2. Hukum namimah haram sedangkan ghibah di bagi menjadi 3 yaitu , haram, wajib
dan mubah (boleh).

3. Sikap terhadap perilaku namimah:

a. Tidak membenarkan perkataannya.

b. Mencegah, menasehati dan mencela perbuatannya.

c. Membencinya karena Allah

4. Tidak berprasangka buruk kepada saudaranya

5. Tidak memata-matai atau mencari-cari aib saudaranya dikarenakan namimah


yang didengarnya.

6. Tidak membiarkan dirinya ikut melakukan namimah tersebut, sedangkan dirinya


sendiri melarangnya.

4. Berusaha dan bersungguh-sungguhlah untuk menjaga lisan dan menahannya


dari perkataan yang tidak berguna, apalagi dari perkataan yang karenanya saudara
kita tersakiti dan terdzalimi. Bukankah mulut seorang mukmin tidak akan berkata
kecuali yang baik.

5. Bukan termasuk namimah seseorang yang mengabari orang lain tentang apa
yang dikatakan tentang dirinya apabila ada unsur maslahat di dalamnya.

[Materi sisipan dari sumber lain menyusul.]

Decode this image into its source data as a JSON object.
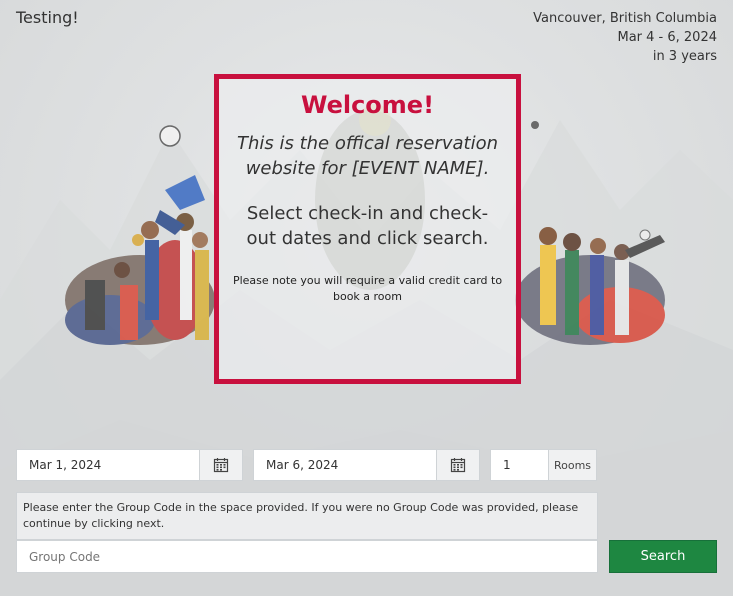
{
  "header": {
    "site_title": "Testing!",
    "event_location": "Vancouver, British Columbia",
    "event_dates": "Mar 4 - 6, 2024",
    "event_countdown": "in 3 years"
  },
  "welcome": {
    "title": "Welcome!",
    "intro": "This is the offical reservation website for [EVENT NAME].",
    "instructions": "Select check-in and check-out dates and click search.",
    "note": "Please note you will require a valid credit card to book a room"
  },
  "form": {
    "check_in_value": "Mar 1, 2024",
    "check_out_value": "Mar 6, 2024",
    "rooms_value": "1",
    "rooms_label": "Rooms",
    "group_code_note": "Please enter the Group Code in the space provided. If you were no Group Code was provided, please continue by clicking next.",
    "group_code_placeholder": "Group Code",
    "search_label": "Search"
  },
  "colors": {
    "accent_red": "#c8103e",
    "search_green": "#1e8741"
  },
  "icons": {
    "calendar": "calendar-icon"
  }
}
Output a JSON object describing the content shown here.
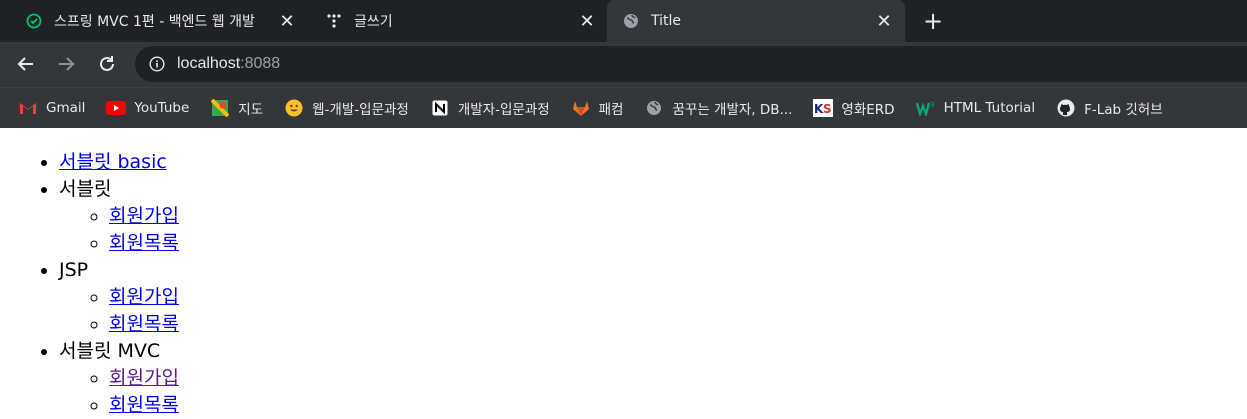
{
  "browser": {
    "tabs": [
      {
        "title": "스프링 MVC 1편 - 백엔드 웹 개발",
        "icon": "inflearn-icon",
        "active": false
      },
      {
        "title": "글쓰기",
        "icon": "tistory-icon",
        "active": false
      },
      {
        "title": "Title",
        "icon": "globe-icon",
        "active": true
      }
    ],
    "new_tab_label": "+",
    "close_label": "✕",
    "url": {
      "host": "localhost",
      "port": ":8088"
    },
    "bookmarks": [
      {
        "label": "Gmail",
        "icon": "gmail-icon"
      },
      {
        "label": "YouTube",
        "icon": "youtube-icon"
      },
      {
        "label": "지도",
        "icon": "maps-icon"
      },
      {
        "label": "웹-개발-입문과정",
        "icon": "smiley-icon"
      },
      {
        "label": "개발자-입문과정",
        "icon": "notion-icon"
      },
      {
        "label": "패컴",
        "icon": "gitlab-icon"
      },
      {
        "label": "꿈꾸는 개발자, DB...",
        "icon": "globe-icon"
      },
      {
        "label": "영화ERD",
        "icon": "ks-icon"
      },
      {
        "label": "HTML Tutorial",
        "icon": "w3schools-icon"
      },
      {
        "label": "F-Lab 깃허브",
        "icon": "github-icon"
      }
    ]
  },
  "page": {
    "items": [
      {
        "label": "서블릿 basic",
        "link": true
      },
      {
        "label": "서블릿",
        "children": [
          "회원가입",
          "회원목록"
        ]
      },
      {
        "label": "JSP",
        "children": [
          "회원가입",
          "회원목록"
        ]
      },
      {
        "label": "서블릿 MVC",
        "children": [
          "회원가입",
          "회원목록"
        ]
      }
    ]
  },
  "colors": {
    "chrome_dark": "#202124",
    "chrome_tab": "#35363a",
    "link": "#0000ee",
    "visited": "#551a8b"
  }
}
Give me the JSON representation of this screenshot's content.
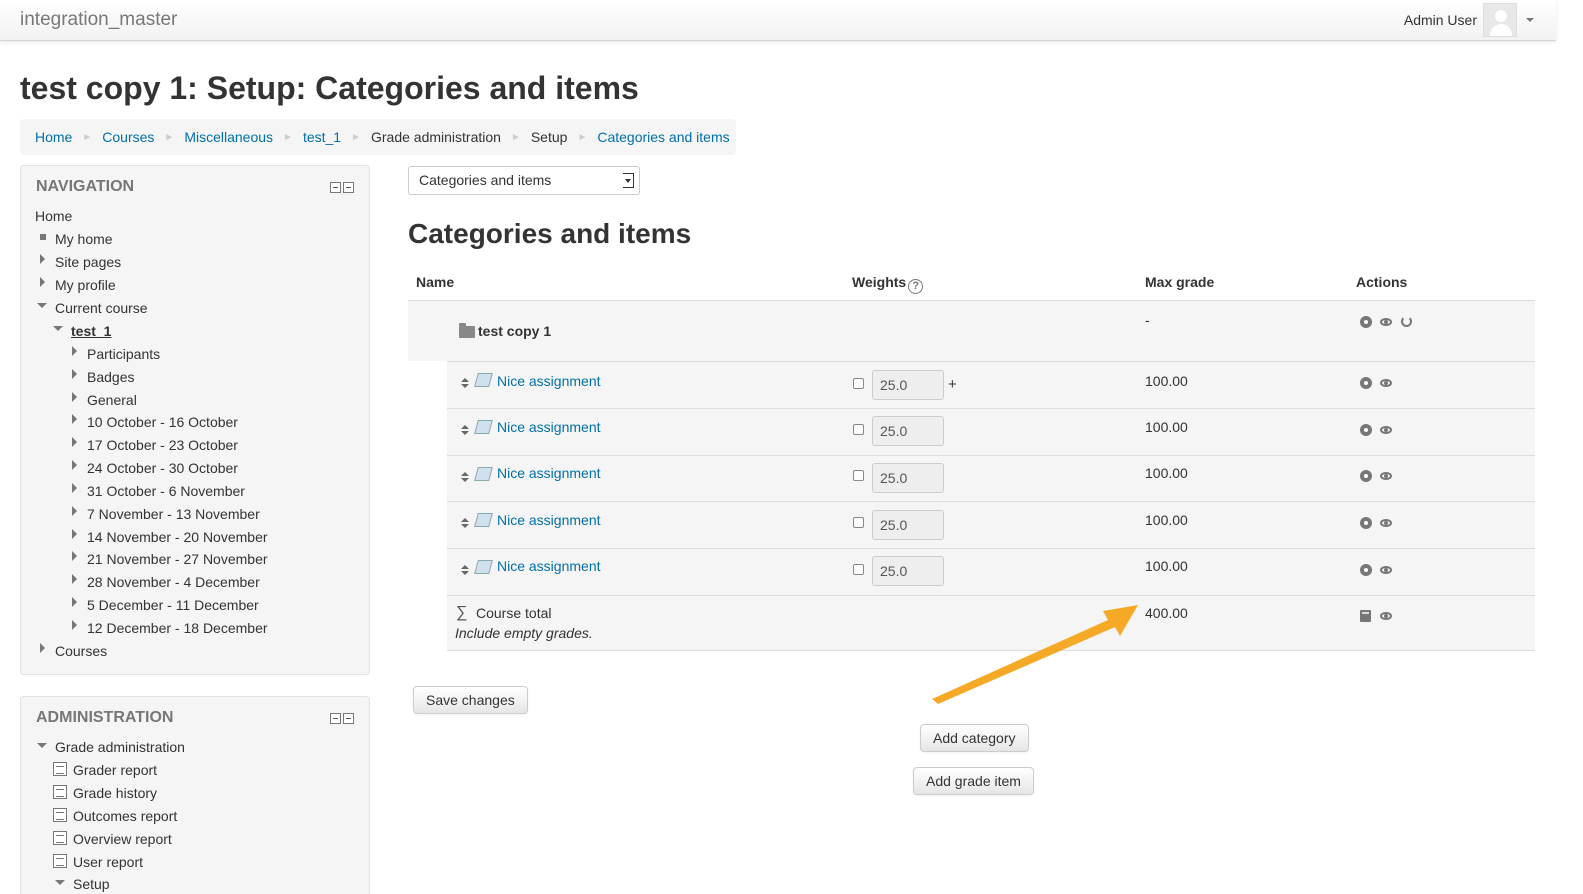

6. Hukumnya bisa sunnat atau bahkan wajib bergantung pada situasi dan kondisi.

7. Ghibah yang dilarang dan diperbolehkan:

a. Ghibah dilarang

Hukum asal gibah adalah haram. Gibah yang haram adalah


ketika anda membicarakan aib seseorang yang dirahasiakan. Baik aib
itu terkait dengan bentuk fisik atau perilaku, terkait dengan agama
atau duniawi.

b. Ghibah yang diperbolehkan;

1. At-Tazhallum

2. Isti’anah

3. Al-Istifa’

4. At-Tahdzir lil Muslimin

5. orang yang menampakkan kefasikan dan perilaku maksiatnya.

6. memberi julukan tertentu pada seseorang apabila seseorang itu


dikenal dengan julukan.

2. Saran

Setelah mempelajari mata kuliah akidah akhlak khususnya pembahasan


tentang sifat tercela terkhusus sifat namiamah dan ghibah dapat kita jadikan sebagai
pedoman hidup untuk tidak melakukan perbuatan tersebut.